Curieuses années où partout régnait une animation extraordinaire! Tous ces gouvernemens, qui avaient à dégager une parole donnée dans la lutte, n’étaient pas, à la vérité, également sincères ou également pressés ; ils avaient aussi à tenir compte de bien des circonstances, des conflits d’opinions ou d’intérêts qui s’agitaient autour d’eux; et, chose à remarquer, de tous ces états, celui qui avait éveillé le plus d’espérances, qui était le mieux placé pour rallier les aspirations allemandes, paraissait le plus hésitant : c’était la Prusse! La Prusse ne désavouait pas ses engagemens, elle temporisait sans cesse; elle semblait faire un pas, elle nommait des commissions pour préparer une constitution, elle ne tardait pas à s’arrêter.
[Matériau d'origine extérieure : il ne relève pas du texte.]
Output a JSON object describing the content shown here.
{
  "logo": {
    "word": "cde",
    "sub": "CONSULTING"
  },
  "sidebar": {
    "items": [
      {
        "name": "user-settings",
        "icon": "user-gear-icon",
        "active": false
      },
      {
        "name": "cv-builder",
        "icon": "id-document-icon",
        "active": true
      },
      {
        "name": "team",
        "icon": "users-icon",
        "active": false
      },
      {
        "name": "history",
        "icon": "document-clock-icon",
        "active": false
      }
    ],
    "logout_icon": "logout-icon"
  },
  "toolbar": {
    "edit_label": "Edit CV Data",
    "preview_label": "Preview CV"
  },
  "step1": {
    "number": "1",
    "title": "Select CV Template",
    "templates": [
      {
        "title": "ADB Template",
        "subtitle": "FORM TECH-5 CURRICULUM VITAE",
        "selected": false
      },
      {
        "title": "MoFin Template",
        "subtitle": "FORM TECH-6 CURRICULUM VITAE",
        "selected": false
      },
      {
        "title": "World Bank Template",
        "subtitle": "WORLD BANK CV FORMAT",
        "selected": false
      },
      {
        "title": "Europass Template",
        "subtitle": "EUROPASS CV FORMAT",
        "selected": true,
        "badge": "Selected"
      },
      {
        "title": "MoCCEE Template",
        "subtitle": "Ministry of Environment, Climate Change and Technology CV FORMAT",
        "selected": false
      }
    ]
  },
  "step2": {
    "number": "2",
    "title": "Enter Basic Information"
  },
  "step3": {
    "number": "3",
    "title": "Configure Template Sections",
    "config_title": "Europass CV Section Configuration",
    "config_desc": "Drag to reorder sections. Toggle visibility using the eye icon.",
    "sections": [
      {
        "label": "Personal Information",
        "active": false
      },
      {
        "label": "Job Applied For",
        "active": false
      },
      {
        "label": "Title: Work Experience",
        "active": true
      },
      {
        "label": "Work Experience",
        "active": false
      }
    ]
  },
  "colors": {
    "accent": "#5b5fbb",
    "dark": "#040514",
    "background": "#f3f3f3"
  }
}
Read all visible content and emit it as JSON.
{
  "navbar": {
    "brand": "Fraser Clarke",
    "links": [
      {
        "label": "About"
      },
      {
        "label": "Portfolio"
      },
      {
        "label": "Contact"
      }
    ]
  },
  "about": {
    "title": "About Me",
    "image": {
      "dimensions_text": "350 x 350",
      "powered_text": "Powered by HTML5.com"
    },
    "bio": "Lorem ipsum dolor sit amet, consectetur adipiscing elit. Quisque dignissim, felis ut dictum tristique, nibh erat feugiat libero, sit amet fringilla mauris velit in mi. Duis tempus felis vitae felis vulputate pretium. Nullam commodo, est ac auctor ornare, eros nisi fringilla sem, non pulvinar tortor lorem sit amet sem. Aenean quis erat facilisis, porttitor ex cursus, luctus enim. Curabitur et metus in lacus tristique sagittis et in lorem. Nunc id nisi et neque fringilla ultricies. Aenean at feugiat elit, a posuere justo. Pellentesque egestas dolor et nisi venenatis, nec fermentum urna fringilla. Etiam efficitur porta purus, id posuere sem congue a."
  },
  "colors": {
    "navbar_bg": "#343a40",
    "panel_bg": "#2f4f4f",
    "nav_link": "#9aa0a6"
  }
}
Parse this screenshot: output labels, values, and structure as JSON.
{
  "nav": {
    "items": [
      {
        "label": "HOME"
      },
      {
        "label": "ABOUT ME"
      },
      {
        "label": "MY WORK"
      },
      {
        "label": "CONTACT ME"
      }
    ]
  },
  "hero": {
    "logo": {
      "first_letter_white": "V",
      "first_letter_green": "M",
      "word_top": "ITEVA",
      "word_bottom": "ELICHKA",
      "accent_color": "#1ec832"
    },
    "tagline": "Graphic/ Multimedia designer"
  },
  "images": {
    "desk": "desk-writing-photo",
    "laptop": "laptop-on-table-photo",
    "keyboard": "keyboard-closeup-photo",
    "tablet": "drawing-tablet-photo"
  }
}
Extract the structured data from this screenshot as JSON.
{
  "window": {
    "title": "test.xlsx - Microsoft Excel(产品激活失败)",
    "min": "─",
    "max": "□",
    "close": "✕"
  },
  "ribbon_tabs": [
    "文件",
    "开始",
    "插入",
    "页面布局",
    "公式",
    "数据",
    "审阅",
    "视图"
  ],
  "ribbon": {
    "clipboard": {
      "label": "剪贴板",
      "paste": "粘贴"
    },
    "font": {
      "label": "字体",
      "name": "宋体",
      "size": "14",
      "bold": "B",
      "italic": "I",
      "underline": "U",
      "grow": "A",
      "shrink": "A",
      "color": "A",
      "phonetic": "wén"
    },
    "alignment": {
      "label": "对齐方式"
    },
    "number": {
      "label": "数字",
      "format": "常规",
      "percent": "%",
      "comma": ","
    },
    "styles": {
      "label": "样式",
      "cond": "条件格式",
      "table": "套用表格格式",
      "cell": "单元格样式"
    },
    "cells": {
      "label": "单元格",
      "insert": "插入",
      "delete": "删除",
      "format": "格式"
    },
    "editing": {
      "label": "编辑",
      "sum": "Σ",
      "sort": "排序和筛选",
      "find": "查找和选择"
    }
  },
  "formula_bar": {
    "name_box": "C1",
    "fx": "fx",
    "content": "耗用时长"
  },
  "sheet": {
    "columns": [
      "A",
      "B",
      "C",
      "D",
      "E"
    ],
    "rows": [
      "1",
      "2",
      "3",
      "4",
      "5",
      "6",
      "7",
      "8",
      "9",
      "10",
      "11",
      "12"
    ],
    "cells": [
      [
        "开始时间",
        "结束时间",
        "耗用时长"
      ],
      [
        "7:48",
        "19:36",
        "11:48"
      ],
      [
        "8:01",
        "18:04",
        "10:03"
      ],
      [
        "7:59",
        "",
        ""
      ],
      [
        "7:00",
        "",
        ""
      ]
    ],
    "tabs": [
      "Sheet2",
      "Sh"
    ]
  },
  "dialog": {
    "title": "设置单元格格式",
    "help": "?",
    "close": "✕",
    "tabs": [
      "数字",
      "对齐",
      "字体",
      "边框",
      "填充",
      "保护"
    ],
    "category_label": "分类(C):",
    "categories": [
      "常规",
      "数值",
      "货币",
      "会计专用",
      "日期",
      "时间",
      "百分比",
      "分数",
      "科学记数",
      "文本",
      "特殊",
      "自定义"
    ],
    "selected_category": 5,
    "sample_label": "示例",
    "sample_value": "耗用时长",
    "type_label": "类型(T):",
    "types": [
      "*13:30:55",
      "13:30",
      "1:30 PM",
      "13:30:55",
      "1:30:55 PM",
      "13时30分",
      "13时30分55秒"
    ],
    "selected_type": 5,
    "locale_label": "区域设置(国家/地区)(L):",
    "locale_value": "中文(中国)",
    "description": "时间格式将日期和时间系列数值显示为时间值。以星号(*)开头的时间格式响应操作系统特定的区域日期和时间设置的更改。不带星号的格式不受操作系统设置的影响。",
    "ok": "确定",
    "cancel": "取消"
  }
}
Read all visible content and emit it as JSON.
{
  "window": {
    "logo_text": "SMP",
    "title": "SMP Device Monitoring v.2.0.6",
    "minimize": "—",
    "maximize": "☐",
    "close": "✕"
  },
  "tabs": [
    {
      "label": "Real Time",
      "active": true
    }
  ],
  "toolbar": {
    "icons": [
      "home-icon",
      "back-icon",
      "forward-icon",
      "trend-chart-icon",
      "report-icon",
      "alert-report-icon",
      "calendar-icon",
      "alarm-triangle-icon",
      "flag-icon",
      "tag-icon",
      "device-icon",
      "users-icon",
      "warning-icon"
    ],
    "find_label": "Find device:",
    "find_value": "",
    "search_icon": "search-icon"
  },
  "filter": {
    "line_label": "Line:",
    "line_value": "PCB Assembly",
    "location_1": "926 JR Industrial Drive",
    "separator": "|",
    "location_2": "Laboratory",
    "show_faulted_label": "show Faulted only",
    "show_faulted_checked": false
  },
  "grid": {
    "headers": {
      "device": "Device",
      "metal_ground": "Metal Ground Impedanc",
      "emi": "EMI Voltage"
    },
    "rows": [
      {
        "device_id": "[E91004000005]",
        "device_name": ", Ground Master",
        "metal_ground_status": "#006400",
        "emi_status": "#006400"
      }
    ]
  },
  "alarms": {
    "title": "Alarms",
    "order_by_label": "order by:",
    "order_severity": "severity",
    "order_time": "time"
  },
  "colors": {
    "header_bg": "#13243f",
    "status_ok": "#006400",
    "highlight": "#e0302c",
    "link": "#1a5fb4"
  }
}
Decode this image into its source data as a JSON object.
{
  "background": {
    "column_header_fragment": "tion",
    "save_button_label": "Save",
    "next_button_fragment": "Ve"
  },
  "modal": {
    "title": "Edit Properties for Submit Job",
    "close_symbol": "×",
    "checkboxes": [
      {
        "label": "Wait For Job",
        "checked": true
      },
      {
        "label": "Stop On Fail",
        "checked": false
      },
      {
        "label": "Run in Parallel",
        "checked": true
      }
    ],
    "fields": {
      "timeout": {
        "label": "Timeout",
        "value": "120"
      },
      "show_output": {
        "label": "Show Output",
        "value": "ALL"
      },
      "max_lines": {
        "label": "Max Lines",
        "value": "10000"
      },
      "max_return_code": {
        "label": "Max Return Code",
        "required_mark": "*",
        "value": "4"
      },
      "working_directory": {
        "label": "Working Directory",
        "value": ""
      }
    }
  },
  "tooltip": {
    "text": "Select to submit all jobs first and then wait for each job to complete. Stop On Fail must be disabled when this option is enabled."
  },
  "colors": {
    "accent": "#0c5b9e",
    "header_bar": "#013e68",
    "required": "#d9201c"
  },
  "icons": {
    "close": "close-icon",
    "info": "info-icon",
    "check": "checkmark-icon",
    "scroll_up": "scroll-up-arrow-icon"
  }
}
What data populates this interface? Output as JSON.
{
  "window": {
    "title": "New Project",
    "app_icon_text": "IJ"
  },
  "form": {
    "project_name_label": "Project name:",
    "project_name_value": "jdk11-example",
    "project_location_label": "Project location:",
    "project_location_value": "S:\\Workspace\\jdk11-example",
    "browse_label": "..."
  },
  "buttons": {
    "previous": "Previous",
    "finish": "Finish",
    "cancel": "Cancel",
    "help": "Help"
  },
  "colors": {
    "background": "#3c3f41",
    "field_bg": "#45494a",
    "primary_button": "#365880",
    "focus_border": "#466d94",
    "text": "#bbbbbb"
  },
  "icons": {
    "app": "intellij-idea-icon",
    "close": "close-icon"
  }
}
Esprit étroit et méticuleux, jaloux de son droit de prince absolu, le roi Frédéric-Guillaume flottait entre les excitations qui le poussaient en avant et la réaction prête à le ressaisir, entre le chancelier de Hardenberg, qui passait pour représenter au pouvoir le parti des réformes, et le prince Wittgenstein, l’adversaire des innovations, l’allié des grandes influences absolutistes. L’heure des ambitions prussiennes n’était pas venue ! Les autres états, surtout les états du Sud, soit par esprit de rivalité et d’indépendance vis-à-vis de la Prusse et de l’Autriche, soit pour se donner un rôle en Allemagne, soit enfin qu’ils fussent plus ouverts aux idées nouvelles après avoir passé par la confédération du Rhin, entraient par degrés dans le mouvement constitutionnel. Un des premiers princes conquis à la cause libérale avait été le grand-duc de Saxe-Weimar, Charles-Auguste, l’ami de Goethe, protecteur des lettres et des arts, qui, après avoir fait de sa ville de Weimar l’Athènes de l’Allemagne, mettait une sorte de loyauté naïve à laisser fleurir toutes les libertés politiques ou intellectuelles dans son petit état. Saxe-Weimar avait sa constitution dès 1816. La Bavière allait avoir la sienne en 1818, le grand-duché de Bade suivait de près la Bavière. Le Wurtemberg, non sans avoir passé par bien des conflits obscurs, finissait aussi par avoir sa charte, et toutes ces constitutions se ressentaient plus ou moins des idées, des influences françaises, en dépit de l’esprit teuton et de l’esprit de réaction.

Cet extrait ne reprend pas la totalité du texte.